Couper court
Je ne parle que rarement de mon boulot, et le lieu ne se prête pas à un début d'épanchement. Par contre, mes activités syndicales se heurtent violemment aux réalités de la gestion humaine de mon entreprise, et ça fait mal. De ce côté là j'ai parfois besoin de déverser le trop plein d'émotion ou de rage ou de colère ou de désespoir.
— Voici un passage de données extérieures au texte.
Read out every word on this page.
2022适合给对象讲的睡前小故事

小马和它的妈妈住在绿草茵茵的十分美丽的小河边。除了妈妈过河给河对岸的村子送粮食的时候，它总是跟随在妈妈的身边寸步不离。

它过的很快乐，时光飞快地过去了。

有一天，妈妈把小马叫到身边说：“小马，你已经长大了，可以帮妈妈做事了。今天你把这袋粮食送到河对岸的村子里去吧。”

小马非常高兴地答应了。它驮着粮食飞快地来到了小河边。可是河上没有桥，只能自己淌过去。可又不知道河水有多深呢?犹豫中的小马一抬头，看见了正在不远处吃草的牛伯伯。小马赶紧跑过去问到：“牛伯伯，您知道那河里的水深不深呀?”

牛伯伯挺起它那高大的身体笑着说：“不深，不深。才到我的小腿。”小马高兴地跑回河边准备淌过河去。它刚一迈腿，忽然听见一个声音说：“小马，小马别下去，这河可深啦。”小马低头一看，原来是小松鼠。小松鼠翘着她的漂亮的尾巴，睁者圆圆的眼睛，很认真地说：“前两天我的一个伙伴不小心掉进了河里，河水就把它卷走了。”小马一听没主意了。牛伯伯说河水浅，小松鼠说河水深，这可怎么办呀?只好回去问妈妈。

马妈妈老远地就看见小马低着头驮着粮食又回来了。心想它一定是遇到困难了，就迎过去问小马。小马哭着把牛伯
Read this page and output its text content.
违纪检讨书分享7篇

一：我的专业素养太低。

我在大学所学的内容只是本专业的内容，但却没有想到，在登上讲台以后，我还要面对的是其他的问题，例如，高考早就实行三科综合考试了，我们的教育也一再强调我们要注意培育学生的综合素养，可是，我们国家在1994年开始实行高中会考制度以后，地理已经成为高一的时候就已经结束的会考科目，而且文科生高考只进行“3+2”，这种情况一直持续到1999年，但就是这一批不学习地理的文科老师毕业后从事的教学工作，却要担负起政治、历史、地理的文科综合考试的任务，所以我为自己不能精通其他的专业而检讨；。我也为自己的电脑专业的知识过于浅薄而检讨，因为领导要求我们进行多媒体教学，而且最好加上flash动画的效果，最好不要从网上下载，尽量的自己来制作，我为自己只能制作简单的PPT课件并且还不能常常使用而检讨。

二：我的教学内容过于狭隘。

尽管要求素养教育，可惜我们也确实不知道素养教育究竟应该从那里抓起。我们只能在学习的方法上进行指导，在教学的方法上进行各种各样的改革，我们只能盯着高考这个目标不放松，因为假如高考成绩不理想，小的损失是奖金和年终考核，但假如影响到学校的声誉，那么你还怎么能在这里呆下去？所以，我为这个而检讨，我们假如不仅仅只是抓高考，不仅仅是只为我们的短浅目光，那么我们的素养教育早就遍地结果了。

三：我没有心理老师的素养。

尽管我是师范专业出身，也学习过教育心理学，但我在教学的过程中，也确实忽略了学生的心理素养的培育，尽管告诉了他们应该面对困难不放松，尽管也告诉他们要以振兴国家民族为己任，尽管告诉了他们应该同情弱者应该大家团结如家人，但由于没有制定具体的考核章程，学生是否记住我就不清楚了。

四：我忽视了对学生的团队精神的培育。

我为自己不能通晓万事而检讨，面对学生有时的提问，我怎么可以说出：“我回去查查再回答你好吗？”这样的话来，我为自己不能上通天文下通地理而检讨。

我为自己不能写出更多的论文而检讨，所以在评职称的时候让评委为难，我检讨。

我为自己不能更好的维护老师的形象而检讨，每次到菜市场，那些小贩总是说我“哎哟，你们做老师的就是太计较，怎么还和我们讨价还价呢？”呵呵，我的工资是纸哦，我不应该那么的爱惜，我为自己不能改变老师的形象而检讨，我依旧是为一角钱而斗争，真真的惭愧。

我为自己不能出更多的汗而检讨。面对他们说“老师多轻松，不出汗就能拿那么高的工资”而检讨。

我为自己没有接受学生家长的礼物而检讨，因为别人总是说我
Hier je suis allé accompagner une collègue à son entretien préalable à un licenciement, procédure qui est sensée permettre de prendre une décision alors que chacun sait qu'elle est déjà prise. Dans le cas qui m'intéresse, la personne accompagnée à passé la cinquantaine et les trente années d'entreprise; aucune évolution de carrière, brinquebalée au gré des rachats successifs jusqu'au dernier qui voit son poste supprimé avec un reclassement dans un métier qui n'a rien à voir avec le sien, sans perspective, sans changement de son salaire.
Alors bien sûr, si elle décide de porter son cas devant les tribunaux prudhommaux elle obtiendra réparation, une compensation financière. Mais qu'en sera-t-il de sa vie ? Qu'en sera-t-il du regard des autres ? Que restera-t-il de son amour propre au regard de la mention "pour incompétence" en face de la raison de son éviction après trente ans de bons et loyaux services ?
J'ai l'impression d'avoir devant mes yeux vu écraser la vie d'une personne, avoir vu tomber le couperet sur son cou et je n'arrive pas à m'en remettre.